6 minimal pairs of real CVC words, with initial consonant either
/l/ or /r/, were produced in the frame sentence "Have you uttered
a __ at home?". General Linear Models, supplemented by t-tests
where necessary, were constructed for the acoustic and
articulatory data (F1, F2, F3 measurements and EMA x,y coil
positions) collected at the temporal midpoint of vowels of
interest. Consonantal data (EMA and EPG) were collected at the
point of maximum closure in the EPG signal (all consonants
examined were alveolar stops). The acoustic and articulatory data
showed retracted and/or raised tongue position, lip rounding and
F3 lowering in the /r/ relative to the /l/ context, up to two
syllables remote from the liquid, for all speakers.

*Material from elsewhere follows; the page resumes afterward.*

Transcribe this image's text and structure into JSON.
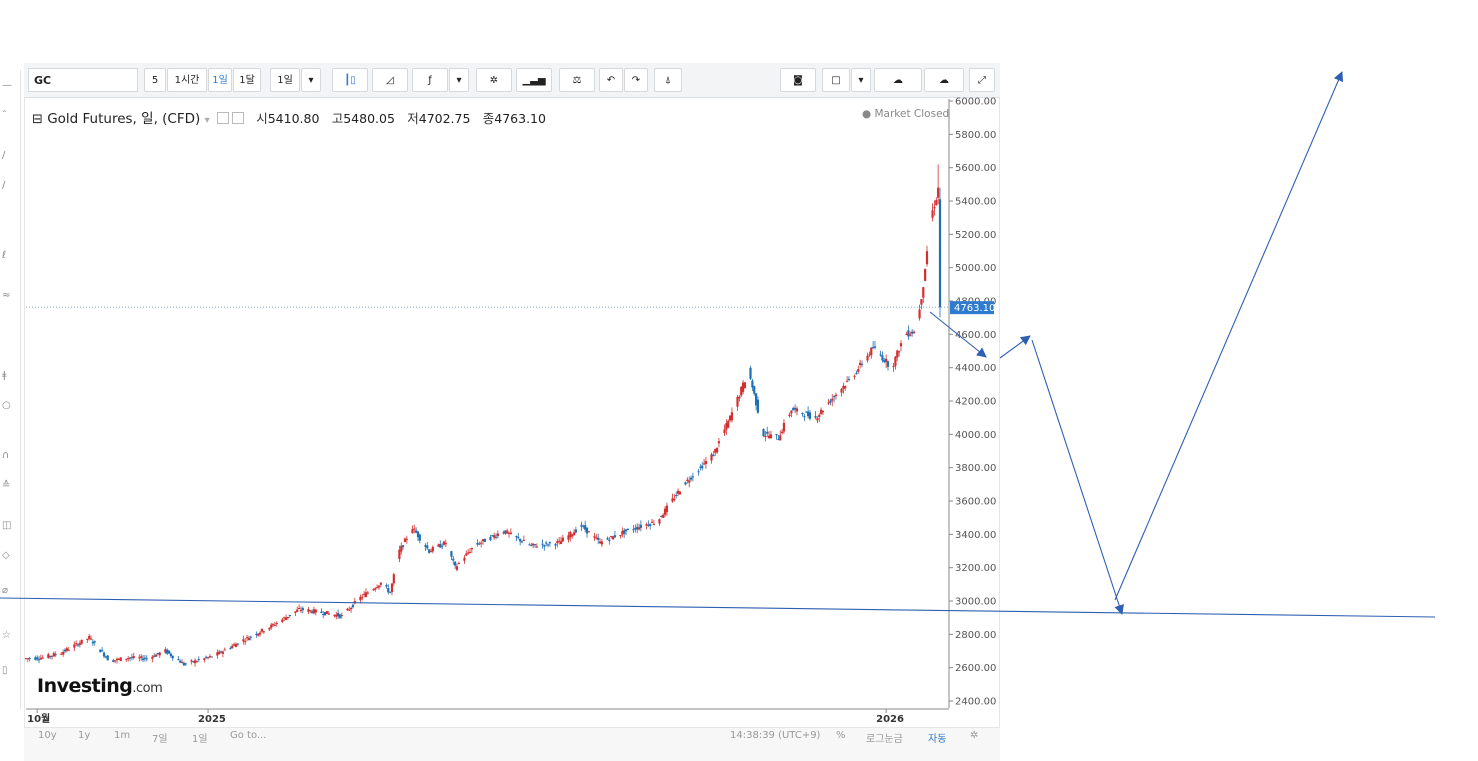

Some
individual variation in temporal extent was apparent, but the
overall picture is one of surprising consistency: l/r
coarticulatory effects are distributed across several syllables,
with all 3 speakers showing anticipatory coarticulation two
syllables before the liquid. These data pose problems for most
recent theories of coarticulation, which do not attempt to model
such long-distance effects. In particular, the school of
Articulatory Phonology and its associated dynamic gestural
modelling considers coarticulation to be the result of overlap or
blending of gestures. To explore the extension of gestural
overlap required to model these long-distance coarticulatory
effects, a model of gestures as the result of damped second order
differential equations is being implemented. EMA tongue movement
traces have been accurately modelled (to within the reported
measurement error of the EMA system), and the adjustments needed
to model /l/ vs. /r/ tokens are currently being examined.